Demo
In the subfolders, you will find some experiments that we hope you will find interesting.
Infinity
This code is related to the article Hugging Face Transformer inference UNDER 1 millisecond latency.
It shows how with only open source tools you can easily get better performances than commercial solution from Hugging Face.
You will get inference in the millisecond range on a cheap T4 GPU (the cheapest option from AWS).
It includes end to end code to reproduce benchmarks published in the Medium article linked above.
Quantization
A notebook explaining end to end how to apply GPU quantization to a transformer model. It also includes code to significantly improve accuracy by disabling quantization on sensitive nodes. Whith this technic expect X4-X5 faster inference than vanilla Pytorch.
Generative model
Decoder based model like GPT-2
have similar architecture than Bert but are definitly different beast.

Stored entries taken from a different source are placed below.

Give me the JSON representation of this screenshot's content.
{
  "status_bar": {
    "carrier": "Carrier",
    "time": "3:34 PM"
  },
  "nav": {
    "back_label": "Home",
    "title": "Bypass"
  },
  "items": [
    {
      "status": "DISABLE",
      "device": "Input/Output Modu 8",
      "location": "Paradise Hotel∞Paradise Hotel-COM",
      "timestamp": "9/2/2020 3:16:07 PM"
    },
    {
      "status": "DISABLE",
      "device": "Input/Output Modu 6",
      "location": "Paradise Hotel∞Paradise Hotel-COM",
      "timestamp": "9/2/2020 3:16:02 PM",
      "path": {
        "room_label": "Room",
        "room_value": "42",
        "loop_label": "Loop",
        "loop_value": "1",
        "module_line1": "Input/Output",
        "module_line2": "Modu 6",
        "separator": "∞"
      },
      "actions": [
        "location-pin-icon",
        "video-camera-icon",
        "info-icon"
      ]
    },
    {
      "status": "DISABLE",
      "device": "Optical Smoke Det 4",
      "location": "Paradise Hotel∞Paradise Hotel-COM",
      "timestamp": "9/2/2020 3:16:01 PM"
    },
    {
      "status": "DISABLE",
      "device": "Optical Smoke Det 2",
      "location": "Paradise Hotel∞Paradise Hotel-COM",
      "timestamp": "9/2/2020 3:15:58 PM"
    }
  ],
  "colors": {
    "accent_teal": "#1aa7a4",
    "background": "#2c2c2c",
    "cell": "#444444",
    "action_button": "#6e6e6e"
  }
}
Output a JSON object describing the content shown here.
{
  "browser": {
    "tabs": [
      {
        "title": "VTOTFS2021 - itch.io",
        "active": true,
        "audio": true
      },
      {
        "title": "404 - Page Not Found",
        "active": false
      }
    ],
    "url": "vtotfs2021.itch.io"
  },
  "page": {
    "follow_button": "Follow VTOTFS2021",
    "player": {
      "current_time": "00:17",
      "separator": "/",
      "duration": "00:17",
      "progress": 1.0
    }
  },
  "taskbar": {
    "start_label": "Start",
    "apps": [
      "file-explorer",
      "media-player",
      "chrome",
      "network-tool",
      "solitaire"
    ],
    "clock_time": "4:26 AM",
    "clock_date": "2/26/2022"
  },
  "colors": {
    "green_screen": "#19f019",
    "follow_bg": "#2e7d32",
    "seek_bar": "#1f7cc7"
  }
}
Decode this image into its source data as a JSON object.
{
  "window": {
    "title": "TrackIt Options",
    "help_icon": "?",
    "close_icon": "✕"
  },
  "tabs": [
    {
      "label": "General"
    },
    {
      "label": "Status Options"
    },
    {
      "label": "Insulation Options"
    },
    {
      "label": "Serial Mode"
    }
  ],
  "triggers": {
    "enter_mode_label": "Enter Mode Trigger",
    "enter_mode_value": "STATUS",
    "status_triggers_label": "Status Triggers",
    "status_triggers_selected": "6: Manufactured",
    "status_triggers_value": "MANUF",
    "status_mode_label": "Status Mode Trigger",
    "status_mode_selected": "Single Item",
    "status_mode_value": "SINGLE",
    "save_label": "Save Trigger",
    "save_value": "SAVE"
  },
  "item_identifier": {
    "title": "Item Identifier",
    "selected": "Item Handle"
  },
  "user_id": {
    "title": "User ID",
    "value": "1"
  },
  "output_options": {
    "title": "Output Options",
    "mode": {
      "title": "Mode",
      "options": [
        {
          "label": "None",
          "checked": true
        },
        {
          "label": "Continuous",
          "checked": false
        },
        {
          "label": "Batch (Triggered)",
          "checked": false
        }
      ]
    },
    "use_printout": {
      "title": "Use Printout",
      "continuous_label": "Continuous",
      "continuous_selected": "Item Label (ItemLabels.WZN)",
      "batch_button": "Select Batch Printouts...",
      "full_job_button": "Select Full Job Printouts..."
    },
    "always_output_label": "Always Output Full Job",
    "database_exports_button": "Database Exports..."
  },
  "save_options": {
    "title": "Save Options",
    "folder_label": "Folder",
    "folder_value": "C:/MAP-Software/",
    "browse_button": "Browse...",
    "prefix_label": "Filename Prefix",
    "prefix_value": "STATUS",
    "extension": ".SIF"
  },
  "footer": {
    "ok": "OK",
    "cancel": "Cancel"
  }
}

In the notebook we show how IO is important.
At the end, we get X4 speedup compared to Hugging Face code.
Question answering
Example of a question answering model server request using triton. A notebook explaining how to create query_body.bin for a question answering model. for cURL request.
TorchDynamo
TorchDynamo
is a promising system to get the speedup of a model compiler and the flexibility of Pytorch.
In this experiment we benchmark the tools with more traditional approaches.